The Valens aqueduct, which originally got its water from the slopes of the hills between Kağıthane and the Sea of Marmara,[4] was merely one of the terminal points of this new wide system of aqueducts and canals - which eventually reached over 250 km in total length, the longest such system of Antiquity - that stretched throughout the hill-country of Thrace and provided the capital with water. Once in the city, the water was stored in three open reservoirs and over a hundred underground cisterns, such as the Basilica Cistern, with a total capacity of over 1 million cubic meters.[5]

The exact date that construction on the aqueduct began is uncertain, but it was completed in the year 368 during the reign of Emperor Valens, whose name it bears.

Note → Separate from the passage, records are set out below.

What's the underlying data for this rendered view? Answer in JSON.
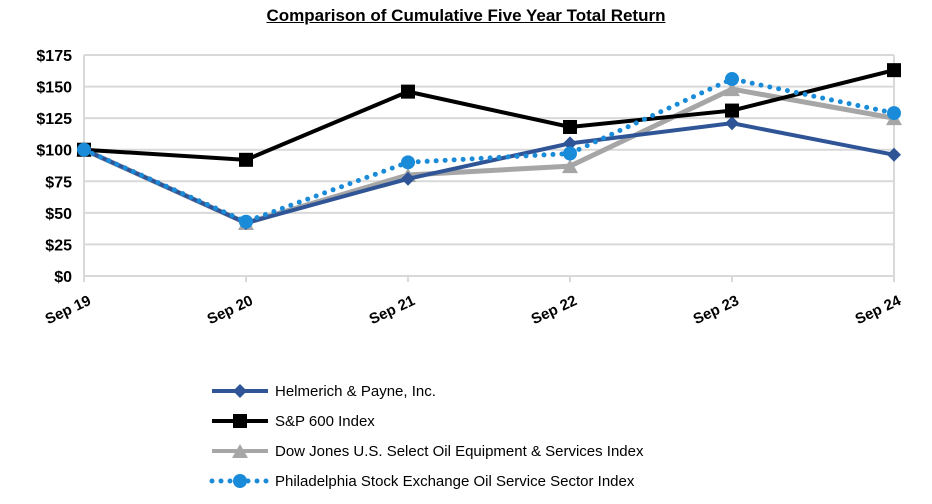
{
  "chart_data": {
    "type": "line",
    "title": "Comparison of Cumulative Five Year Total Return",
    "xlabel": "",
    "ylabel": "",
    "categories": [
      "Sep 19",
      "Sep 20",
      "Sep 21",
      "Sep 22",
      "Sep 23",
      "Sep 24"
    ],
    "ylim": [
      0,
      175
    ],
    "yticks": [
      0,
      25,
      50,
      75,
      100,
      125,
      150,
      175
    ],
    "ytick_labels": [
      "$0",
      "$25",
      "$50",
      "$75",
      "$100",
      "$125",
      "$150",
      "$175"
    ],
    "grid": true,
    "legend_position": "bottom",
    "series": [
      {
        "name": "Helmerich & Payne, Inc.",
        "values": [
          100,
          42,
          77,
          105,
          121,
          96
        ],
        "color": "#2F5597",
        "marker": "diamond",
        "style": "solid"
      },
      {
        "name": "S&P 600 Index",
        "values": [
          100,
          92,
          146,
          118,
          131,
          163
        ],
        "color": "#000000",
        "marker": "square",
        "style": "solid"
      },
      {
        "name": "Dow Jones U.S. Select Oil Equipment & Services Index",
        "values": [
          100,
          42,
          80,
          87,
          148,
          125
        ],
        "color": "#A6A6A6",
        "marker": "triangle",
        "style": "solid"
      },
      {
        "name": "Philadelphia Stock Exchange Oil Service Sector Index",
        "values": [
          100,
          43,
          90,
          97,
          156,
          129
        ],
        "color": "#1A8BD8",
        "marker": "circle",
        "style": "dotted"
      }
    ]
  }
}
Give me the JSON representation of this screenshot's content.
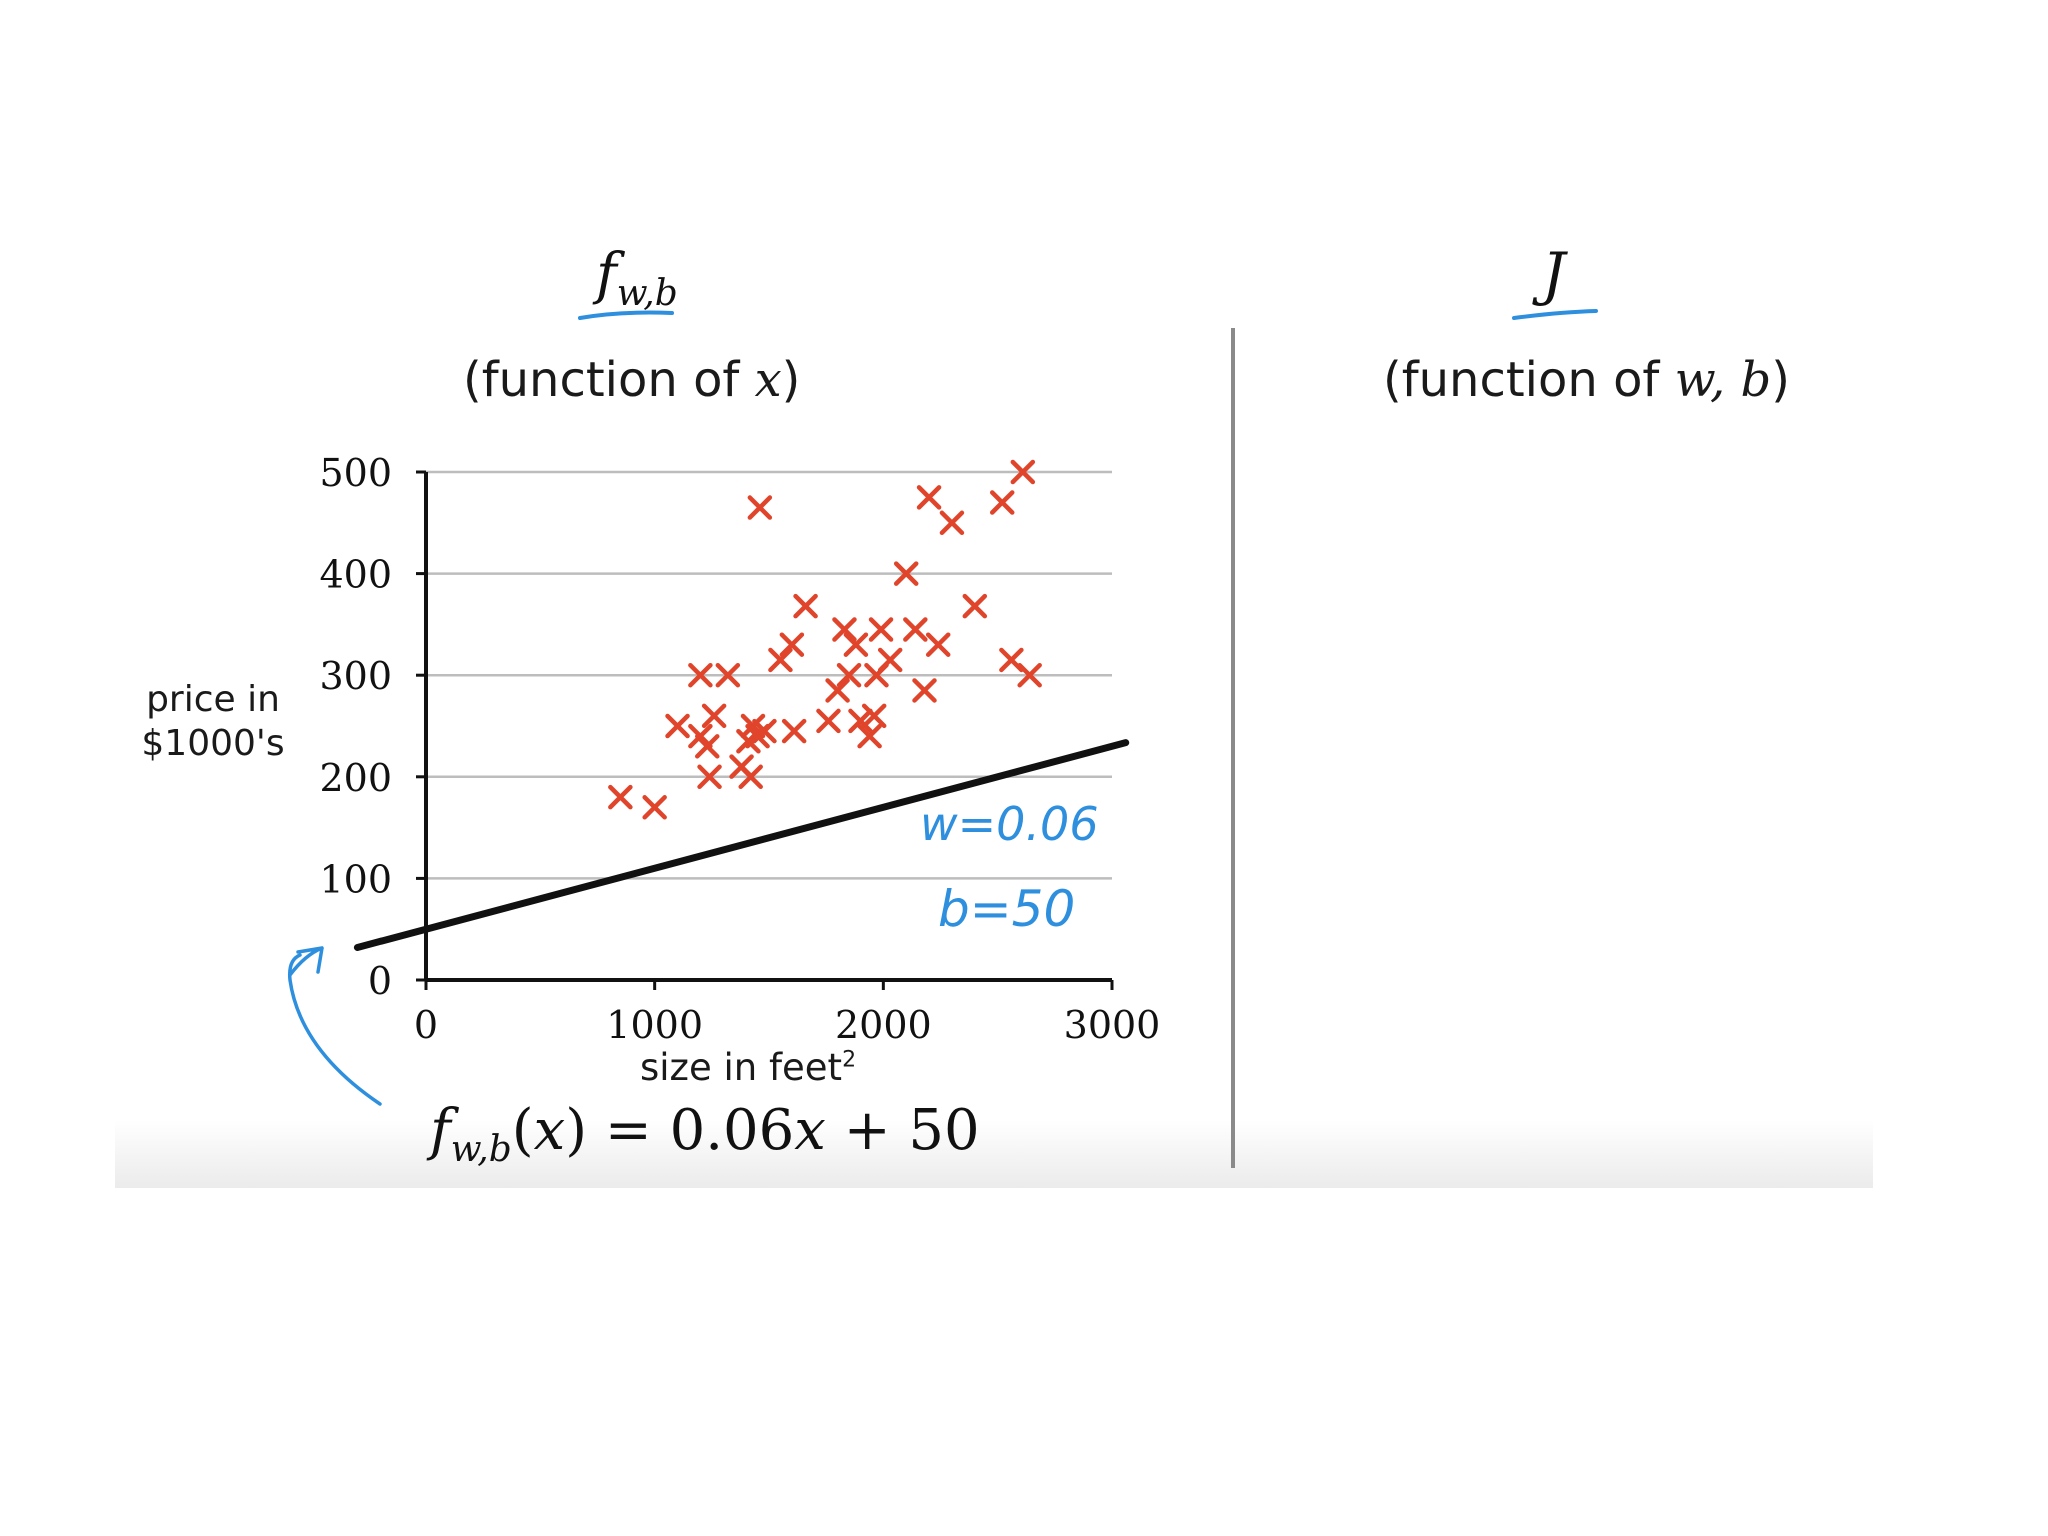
{
  "left_panel": {
    "title_f": "f",
    "title_sub": "w,b",
    "subtitle_prefix": "(function of ",
    "subtitle_var": "x",
    "subtitle_suffix": ")"
  },
  "right_panel": {
    "title": "J",
    "subtitle_prefix": "(function of ",
    "subtitle_var": "w, b",
    "subtitle_suffix": ")"
  },
  "colors": {
    "points": "#e0452b",
    "line": "#111111",
    "annotation": "#2d8fdd",
    "grid": "#bdbdbd"
  },
  "annotations": {
    "w": "w=0.06",
    "b": "b=50"
  },
  "equation": {
    "f": "f",
    "sub": "w,b",
    "rhs_open": "(",
    "rhs_var": "x",
    "rhs_close": ")",
    "rhs_expr": " = 0.06",
    "rhs_x": "x",
    "rhs_tail": " + 50"
  },
  "chart_data": {
    "type": "scatter",
    "xlabel_text": "size in feet",
    "xlabel_sup": "2",
    "ylabel_lines": [
      "price in",
      "$1000's"
    ],
    "xlim": [
      0,
      3000
    ],
    "ylim": [
      0,
      500
    ],
    "x_ticks": [
      0,
      1000,
      2000,
      3000
    ],
    "y_ticks": [
      0,
      100,
      200,
      300,
      400,
      500
    ],
    "grid": "horizontal",
    "points": [
      [
        850,
        180
      ],
      [
        1000,
        170
      ],
      [
        1100,
        250
      ],
      [
        1200,
        300
      ],
      [
        1200,
        240
      ],
      [
        1230,
        230
      ],
      [
        1240,
        200
      ],
      [
        1260,
        260
      ],
      [
        1320,
        300
      ],
      [
        1380,
        210
      ],
      [
        1410,
        235
      ],
      [
        1420,
        200
      ],
      [
        1430,
        250
      ],
      [
        1450,
        240
      ],
      [
        1460,
        465
      ],
      [
        1480,
        245
      ],
      [
        1550,
        315
      ],
      [
        1600,
        330
      ],
      [
        1610,
        245
      ],
      [
        1660,
        368
      ],
      [
        1760,
        255
      ],
      [
        1800,
        285
      ],
      [
        1830,
        345
      ],
      [
        1850,
        300
      ],
      [
        1880,
        330
      ],
      [
        1900,
        255
      ],
      [
        1940,
        240
      ],
      [
        1960,
        260
      ],
      [
        1970,
        300
      ],
      [
        1990,
        345
      ],
      [
        2030,
        315
      ],
      [
        2100,
        400
      ],
      [
        2140,
        345
      ],
      [
        2180,
        285
      ],
      [
        2200,
        475
      ],
      [
        2240,
        330
      ],
      [
        2300,
        450
      ],
      [
        2400,
        368
      ],
      [
        2520,
        470
      ],
      [
        2560,
        315
      ],
      [
        2610,
        500
      ],
      [
        2640,
        300
      ]
    ],
    "line": {
      "w": 0.06,
      "b": 50,
      "x_range": [
        -300,
        3060
      ]
    }
  }
}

It lay along the valley between the third and fourth hills of Constantinople, occupied respectively at that time by the Capitolium and the Church of the Holy Apostles.[6] According to tradition, the aqueduct was built using the stones of the walls of Chalcedon, pulled down as punishment in 366 after the revolt of Procopius.[6] The structure was inaugurated in the year 373 by the urban prefect Klearchos, who commissioned a Nymphaeum Maius in the Forum of Theodosius, that was supplied with water from the aqueduct.[6]a[›]

After a severe drought in 382, Theodosius I built a new line (the Aquaeductus Theodosiacus), which got water from the northeastern region known today as Belgrade Forest.[3] Other works were executed under Theodosius II, who decided to distribute the water of the aqueduct exclusively to the Nymphaeum, the Baths and the imperial palace.[3] The aqueduct, possibly damaged by an earthquake, was restored under Emperor Justinian I, who connected it with the Cistern of the Basilica of Illusb[›] (identified today either with the Yerebatan or with the Binbirdirek (Turkish: "thousand and one columns") cistern, and was finally repaired in 576 by Justin II, who built a separated pipe.[6] [7]

The aqueduct was cut by the Avars during the siege of 626, and the water supply was reestablished only after the great drought of 758 by Emperor Constantine V.[6] The Emperor had the whole water supply system repaired by a certain Patrikios, who used a large labour force coming from the whole of Greece and Anatolia.[6]

Other maintenance works were accomplished under Emperors Basil II (in 1019) and Romanos III Argyros.[8] [4]

The last Byzantine Emperor who took care of the aqueduct was Andronikos I Komnenos.[7] Neither during the Latin Empire nor during the Palaiologan age were any repair works executed, but by that time the population of the city had shrunk to about 40,000 - 50,000 inhabitants, so that the water supply was not a very important issue anymore.[4] Nevertheless, according to Ruy Gonzáles de Clavijo, a Castilian diplomat who traveled to Constantinople en route to an embassy to Timur in 1403, the aqueduct was still functioning.